Ireland has been consistently successful over several decades in attracting leading multinationals to base here and given our high level of integration with the global economy, it is not altogether surprising that our corporation tax base has become concentrated, as it has been for a number of decades. Nonetheless, I would acknowledge that there are risks associated with this increase in corporation tax receipts. A fiscal vulnerability exists in the form of the exposure of the public finances to corporation tax receipts, which last year were at their highest ever share of Exchequer revenues at 18.7 percent of overall tax receipts. By way of context VAT and Income Tax receipts accounted for approximately 64 percent of our overall tax receipts.

In recent years, I have taken steps to broaden our corporation tax base, including through the introduction of the 80 per cent cap on capital allowances for intangible assets in Budget 2018 and the introduction of a broader Exit Tax regime in Budget 2019. Measures have also been introduced which will ensure a continued broadening of the overall tax base. These include the introduction of the Universal Social Charge, the Local Property Tax and the sugar sweetened drinks tax. Further measures that I have taken which will enhance the tax base include the increase in the VAT rate for tourism related goods and services from the 9 per cent rate to the 13.5 per cent rate in Budget 2019. For 2019 all of these measures are projected to raise revenues equivalent to approximately 1.5 percent of GDP or 5.7 percent of overall general government revenue.

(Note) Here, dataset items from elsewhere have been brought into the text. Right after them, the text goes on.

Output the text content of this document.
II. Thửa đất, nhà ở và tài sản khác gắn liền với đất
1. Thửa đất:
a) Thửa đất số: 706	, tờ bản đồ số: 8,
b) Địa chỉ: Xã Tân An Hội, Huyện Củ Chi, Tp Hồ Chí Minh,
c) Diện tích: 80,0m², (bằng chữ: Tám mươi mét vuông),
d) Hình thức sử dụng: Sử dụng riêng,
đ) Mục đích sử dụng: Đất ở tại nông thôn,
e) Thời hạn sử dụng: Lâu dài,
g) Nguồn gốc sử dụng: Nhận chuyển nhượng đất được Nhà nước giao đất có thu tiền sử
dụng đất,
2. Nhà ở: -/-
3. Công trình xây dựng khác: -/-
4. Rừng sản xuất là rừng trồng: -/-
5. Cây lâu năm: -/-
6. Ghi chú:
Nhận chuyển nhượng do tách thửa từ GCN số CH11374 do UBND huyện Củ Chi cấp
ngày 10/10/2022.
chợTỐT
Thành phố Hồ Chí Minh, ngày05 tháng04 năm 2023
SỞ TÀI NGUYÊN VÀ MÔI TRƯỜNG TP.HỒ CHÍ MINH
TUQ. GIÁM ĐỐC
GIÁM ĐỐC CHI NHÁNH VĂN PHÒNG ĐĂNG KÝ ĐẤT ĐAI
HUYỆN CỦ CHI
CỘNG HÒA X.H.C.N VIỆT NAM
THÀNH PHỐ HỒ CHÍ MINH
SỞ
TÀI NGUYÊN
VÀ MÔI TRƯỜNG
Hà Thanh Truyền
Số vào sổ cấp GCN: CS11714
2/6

Further steps which I have taken include an increase in the commercial (non-residential) Stamp Duty rate from 2 per cent to 6 per cent in Budget 2018 and an increase in the betting duty levy from 1 per cent to 2 percent in Budget 2019. I have also removed some tax reliefs, such as the Home Renovation Incentive and the Start your own Business Relief, and continued a roll-out of enhanced taxation compliance measures. However, I would note that further potential for base broadening exists, particularly in the environmental area where important policy priorities exist.

The ongoing systematic review of tax expenditures, taken in line with my Department’s Tax Expenditure Guidelines, will assist in this process through identifying deadweight, resource misallocation and assessing if tax reliefs still meet their initial policy objectives. This will also provide a ‘health check’ as to whether they accord with the OECD tax hierarchy in terms of their impact upon economic growth.

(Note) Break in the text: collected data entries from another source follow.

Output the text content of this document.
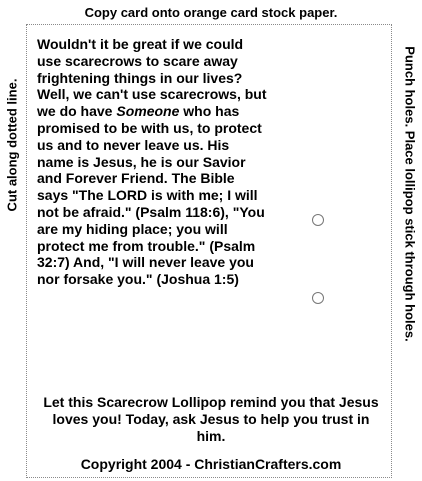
Copy card onto orange card stock paper.
Cut along dotted line.	Punch holes. Place lollipop stick through holes.
Wouldn't it be great if we could use scarecrows to scare away frightening things in our lives? Well, we can't use scarecrows, but we do have Someone who has promised to be with us, to protect us and to never leave us. His name is Jesus, he is our Savior and Forever Friend. The Bible says "The LORD is with me; I will not be afraid." (Psalm 118:6), "You are my hiding place; you will protect me from trouble." (Psalm 32:7) And, "I will never leave you nor forsake you." (Joshua 1:5)
Let this Scarecrow Lollipop remind you that Jesus loves you! Today, ask Jesus to help you trust in him.
Copyright 2004 - ChristianCrafters.com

My Department will shortly publish a paper to highlight some of these in-built vulnerabilities to our tax revenues and to quantify where possible, the impact of a shock to corporation tax receipts. Potential solutions to this are presented in order to prompt a policy discussion around how best to mitigate against this emerging over-reliance. It is my intention to give consideration to these – and possibly other suggestions – with a view to making recommendations to Government in the autumn.